Kristen Stanley (CLS ’07)
Assistant Clinical Professor of Law, Cornell Law School
https://www.lawschool.cornell.edu/faculty-research/faculty-directory/kristen-stanley/
Kristen Stanley is an Assistant Clinical Professor in the Lawyering Program. She comes to Cornell from Vanderbilt Law School, where she taught legal writing and analysis to first-year J.D. students.
For most of her career, Professor Stanley represented death-sentenced individuals in their federal habeas corpus and state post-conviction proceedings. As an Assistant Federal Public Defender in the Capital Habeas Unit of the Office of the Federal Public Defender for the Middle District of Tennessee, Professor Stanley represented men under sentence of death in their federal habeas proceedings in Federal District Court, the Sixth Circuit Court of Appeals, the United States Supreme Court, and Tennessee state court proceedings. Professor Stanley also practiced in Louisiana where she represented indigent men sentenced to death in state post-conviction proceedings.

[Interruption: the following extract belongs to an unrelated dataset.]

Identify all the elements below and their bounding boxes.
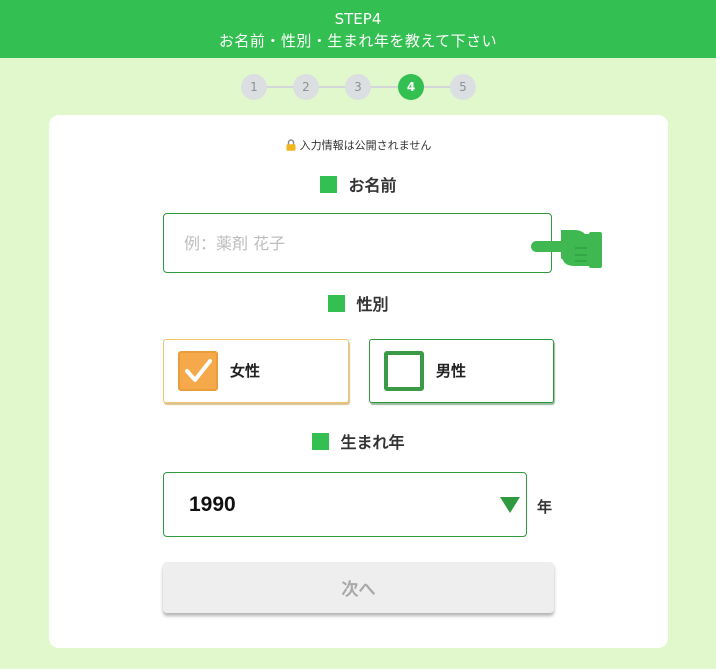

Professor Stanley also has her Masters in Social Work. She specializes in understanding the effects of and effective treatment of trauma. Her focus is on the ways in which exposure to traumatic experiences impacts neurobiology, human development, brain functioning, and interpersonal relationships, particularly in the context of the criminal judicial system. She is also interested in the social, cultural, and political forces that shape exposure to, and recovery from, traumatic experiences.